Adjust your culture as you scale, but do it intentionally. Don't abandon transparency because it's easier to hide information. Recalibrate what information serves people and what burdens them.
Psychological Safety Drives Performance
Google's Project Aristotle studied thousands of teams to understand what separated high performers from everyone else. The answer wasn't talent, resources, or strategy. It was psychological safety. The best teams were the ones where people felt safe disagreeing, challenging ideas, and admitting mistakes without fear of punishment or embarrassment.
This isn't about being nice. It's about creating an environment where dissent improves decisions. When people can't challenge your ideas, they stop trying. When mistakes get you punished, people hide problems until they become catastrophes. When disagreement feels dangerous, teams optimize for consensus instead of truth.
Psychological safety doesn't mean everyone gets their way. It means everyone gets heard. You solicit input, explain your decision, and expect people to align behind the direction even if it wasn't their preference. The contract is this: You'll listen and explain your reasoning. They'll support the decision once it's made.
The Line Between Culture and Cult
Strong culture can cross into cult territory. The difference is uniformity. Cults demand everyone think the same way, look the same way, behave identically. Culture establishes shared values while encouraging different perspectives within those boundaries.
One example from the trenches: A leadership team came in for advice. Every single person on that team had a golden retriever clone named Sandy. That's not culture. That's a cult. The CEO's personality wasn't being reflected. It was being replicated.
Hire for culture fit, but don't mistake fit for sameness. You want people who share your values around how work gets done. You don't want people who mirror your opinions, interests, and decision-making style. Diversity of thought within shared principles creates resilience. Uniformity creates fragility.
When Things Go Wrong
You'll know your culture is breaking when people stop disagreeing. When mistakes get hidden instead of solved. When turnover spikes among your best people, not your weakest. When you find yourself saying one thing and modeling another.

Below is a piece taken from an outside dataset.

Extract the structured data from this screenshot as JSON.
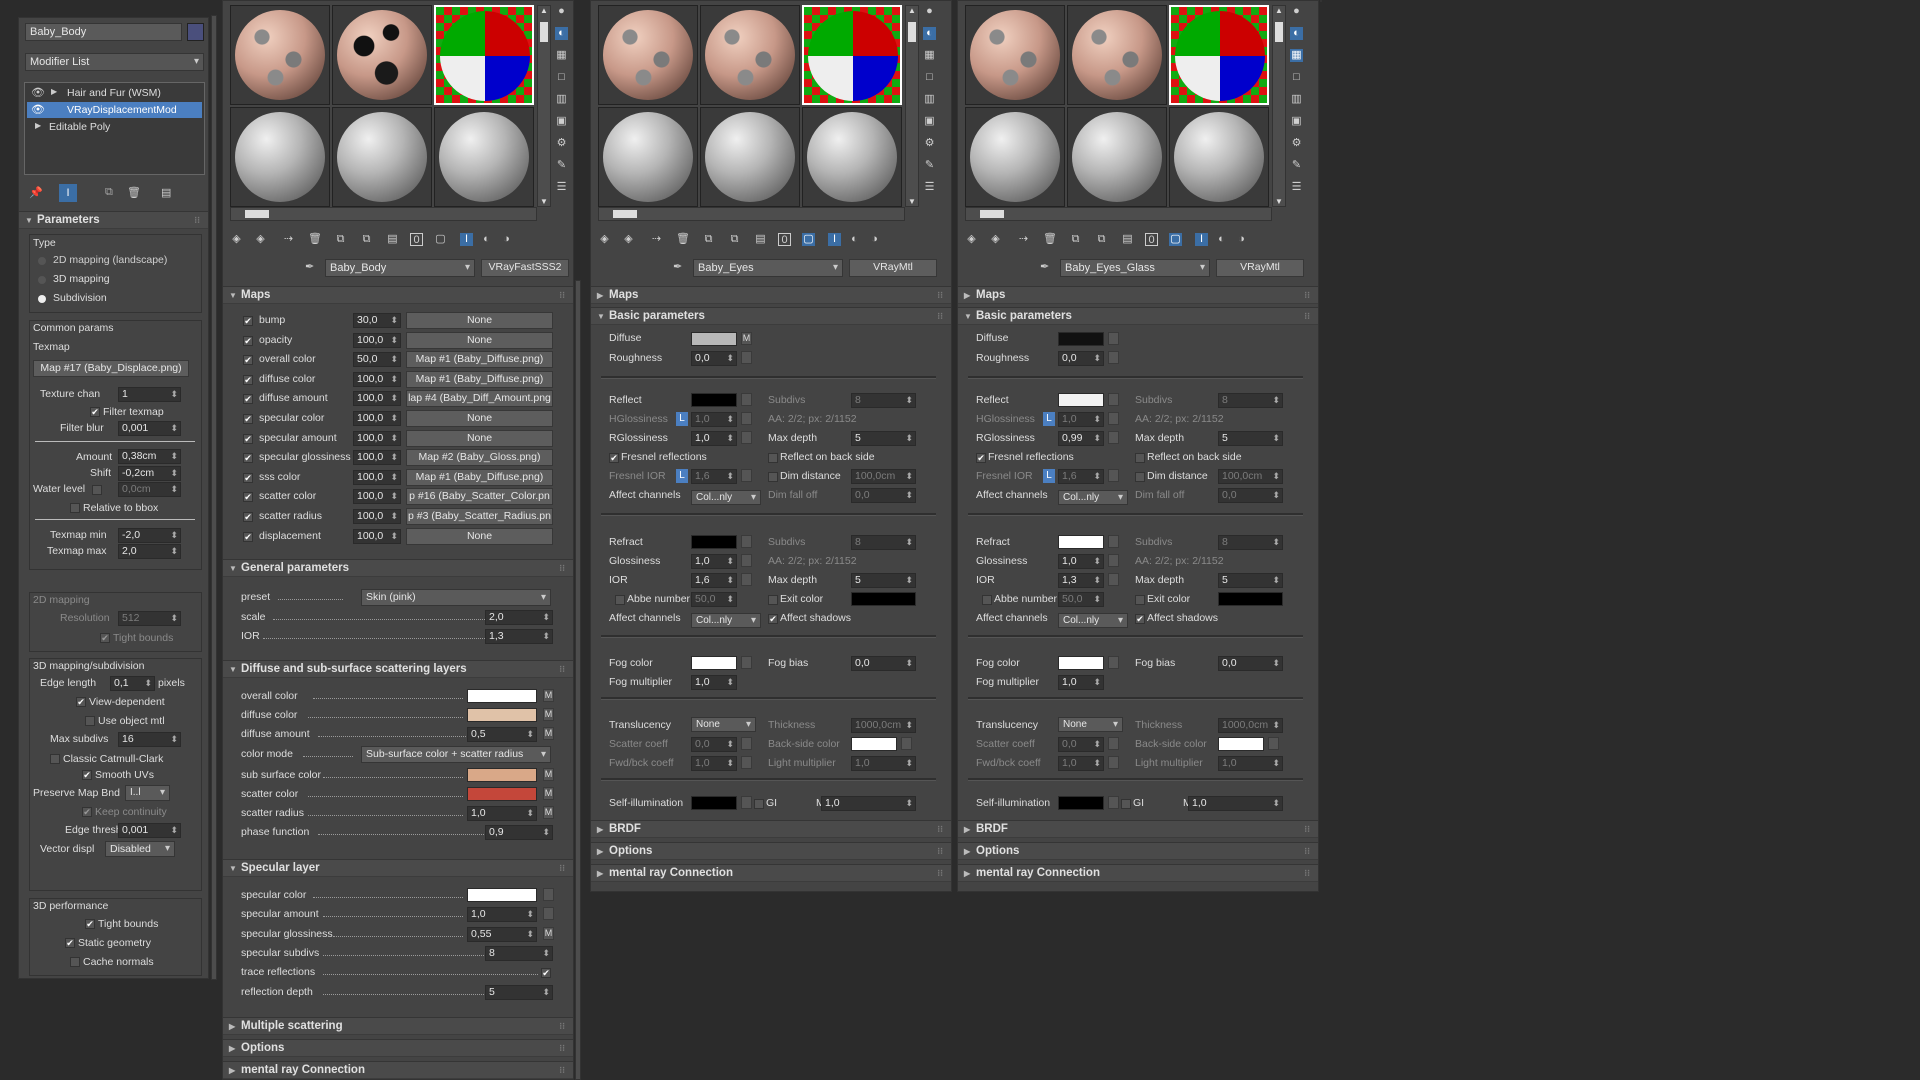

The fix isn't a new handbook or a company retreat. It's behavior. Start with yourself. Are you living the values you claim? Are you celebrating the behaviors you want to see? Are you admitting when you fall short?
Then look at who you're hiring and who you're keeping. Every hiring decision either reinforces or undermines your culture. If you say you value collaboration but promote the lone wolf who delivers results while alienating the team, you've just told everyone what you actually value. If you tolerate a top performer who poisons morale, you've announced that performance outweighs culture.
Fix those contradictions or accept that your stated culture is fiction.
Culture isn't what you say. It's what you do repeatedly, visibly, and especially when it's hard. It's firing the top salesperson who dares you to choose between revenue and values. It's admitting you made a hiring mistake instead of blaming the employee. It's asking for input, explaining your reasoning when you go a different direction, and expecting people to get behind the decision.
You can't delegate this. You can't outsource it. Culture is you, scaled.